On this trail you will pass three cascading waterfalls before you reach Ouzel Falls – Lower and Upper Copeland Falls and Calypso Cascades. The uphill trail follows North Saint Vrain Creek for about 1.5 miles then veers off southwest. Make sure to read the signs, otherwise you might end up somewhere far from where you want to be.

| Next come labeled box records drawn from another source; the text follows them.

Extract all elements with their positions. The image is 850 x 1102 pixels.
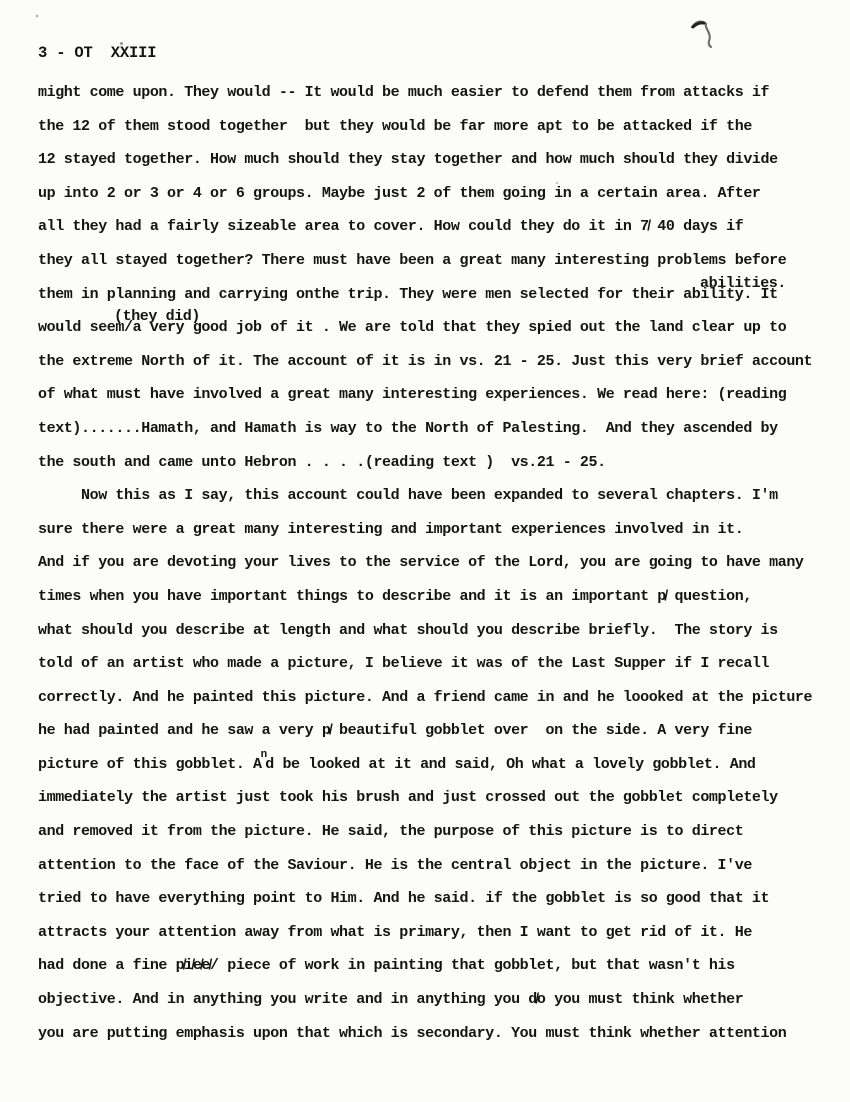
text-line: the extreme North of it. The account of … [38,345,828,379]
text-line: tried to have everything point to Him. A… [38,882,828,916]
text-line: might come upon. They would -- It would … [38,76,828,110]
text-line: immediately the artist just took his bru… [38,781,828,815]
text-line: had done a fine p̸i̸e̸e̸/ piece of work … [38,949,828,983]
text-line: all they had a fairly sizeable area to c… [38,210,828,244]
text-line: the south and came unto Hebron . . . .(r… [38,446,828,480]
text-line: picture of this gobblet. And be looked a… [38,748,828,782]
text-line: objective. And in anything you write and… [38,983,828,1017]
text-segment: picture of this gobblet. A [38,756,262,773]
text-line: attracts your attention away from what i… [38,916,828,950]
text-block: might come upon. They would -- It would … [38,76,828,1050]
text-line: you are putting emphasis upon that which… [38,1017,828,1051]
pen-squiggle-mark [690,18,724,50]
text-line: sure there were a great many interesting… [38,513,828,547]
text-line: told of an artist who made a picture, I … [38,647,828,681]
text-line: up into 2 or 3 or 4 or 6 groups. Maybe j… [38,177,828,211]
text-line: of what must have involved a great many … [38,378,828,412]
text-line: Now this as I say, this account could ha… [38,479,828,513]
text-line: text).......Hamath, and Hamath is way to… [38,412,828,446]
text-line: them in planning and carrying onthe trip… [38,278,828,312]
document-page: 3 - OT XXIII might come upon. They would… [0,0,850,1102]
text-line: 12 stayed together. How much should they… [38,143,828,177]
text-line: times when you have important things to … [38,580,828,614]
page-header: 3 - OT XXIII [38,44,156,62]
text-line: correctly. And he painted this picture. … [38,681,828,715]
text-line: attention to the face of the Saviour. He… [38,849,828,883]
text-segment: d be looked at it and said, Oh what a lo… [265,756,755,773]
text-line: and removed it from the picture. He said… [38,815,828,849]
text-line: the 12 of them stood together but they w… [38,110,828,144]
inserted-letter: n [261,749,268,761]
text-line: they all stayed together? There must hav… [38,244,828,278]
text-line: would seem/a very good job of it . We ar… [38,311,828,345]
scan-speck [36,15,38,17]
text-line: what should you describe at length and w… [38,614,828,648]
text-line: And if you are devoting your lives to th… [38,546,828,580]
text-line: he had painted and he saw a very p̸ beau… [38,714,828,748]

The first waterfalls you will find on this trail is Copeland Falls, just half a mile from the trailhead. The trail follows the creek with easy access to the falls. Hiking on this stretch of the trail always takes us longer, we just can't resist the sound of the water. The flow of water on these waterfalls depends on the time of year. They are more spectacular in early summer when the snow is still melting in the high mountains resulting in lots of water gushing down the creek.

Lower Copeland Falls
Upper Copeland Falls
Upper Copeland Falls

In late summer, Copeland Falls has more gentle cascades (photo below). You might just want to hang out here and enjoy the gentle sound of the water. I don't blame you if you do, but there are more waterfalls above, which you might not know if it's your first time hiking here. This trail probably passes more waterfalls than any other trails in Rocky Mountain National Park, as far as I know.

Lower Copeland Falls
Upper Copeland Falls


After Copeland Falls is Calypso Cascades. Yes, the falls cascade down as you will find out soon enough. There is one part of the trail where you have to cross on slippery rocks. Water flows over the rocks - at least when we hiked here in early summer - so that you really have to be careful when crossing the rocks. Having hiking poles helps a lot to steady yourself.

Crossing over slippery rocks

There are so many water features on this trail, so don't hurry to reach the top and just enjoy what this unique trail has to offer. That's why it's always nice to start early so you can take your time. When standing on the bridge over Cony Creek you will see the Calypso Cascades when looking upstream.

Calypso Cascades
Bridge over North Saint Vrain Creek
Bridge over Cony Creek


Some hikers stop at Calypso Cascades. But it's just another mile to Ouzel Falls, not that far at all. but it gets really steep for the last part of the trail, so I can understand why some hikers don't want to push it. Reaching the waterfall is just half of the hike after all, and you have to hike back down again, which can be tough for some people.

Ouzel Falls
Ouzel Falls
Ouzel Falls

Taking photos of Ouzel Falls is a little difficult, but the setting is quite nice. Its location is like a small oasis in the forest, which is actually what it is. We hung out here to have lunch and rest before hiking back down.

On this trail are camp sites for tough hikers and backpackers who hike farther up past Ouzel Falls. If you are a seasoned hiker, you can extend your hike to Ouzel Lake, an addition of a little over 2 miles of hiking, one way. If that is not enough for you, there are even more lakes and ponds above waiting to be explored - Bluebird Lake, Junco Lake, Pipit Lake, Isolation Lake and Lark Pond. But then you would have to camp in the area in order to see all of these. These lakes sit below Copeland Mountain (13,176 feet), Mahana Peak (12,632 feet) and Isolation Peak (13,118 feet).


Dogs are not allowed on trails in national parks. This is a bear country so be bear-aware and follow the rules of the park.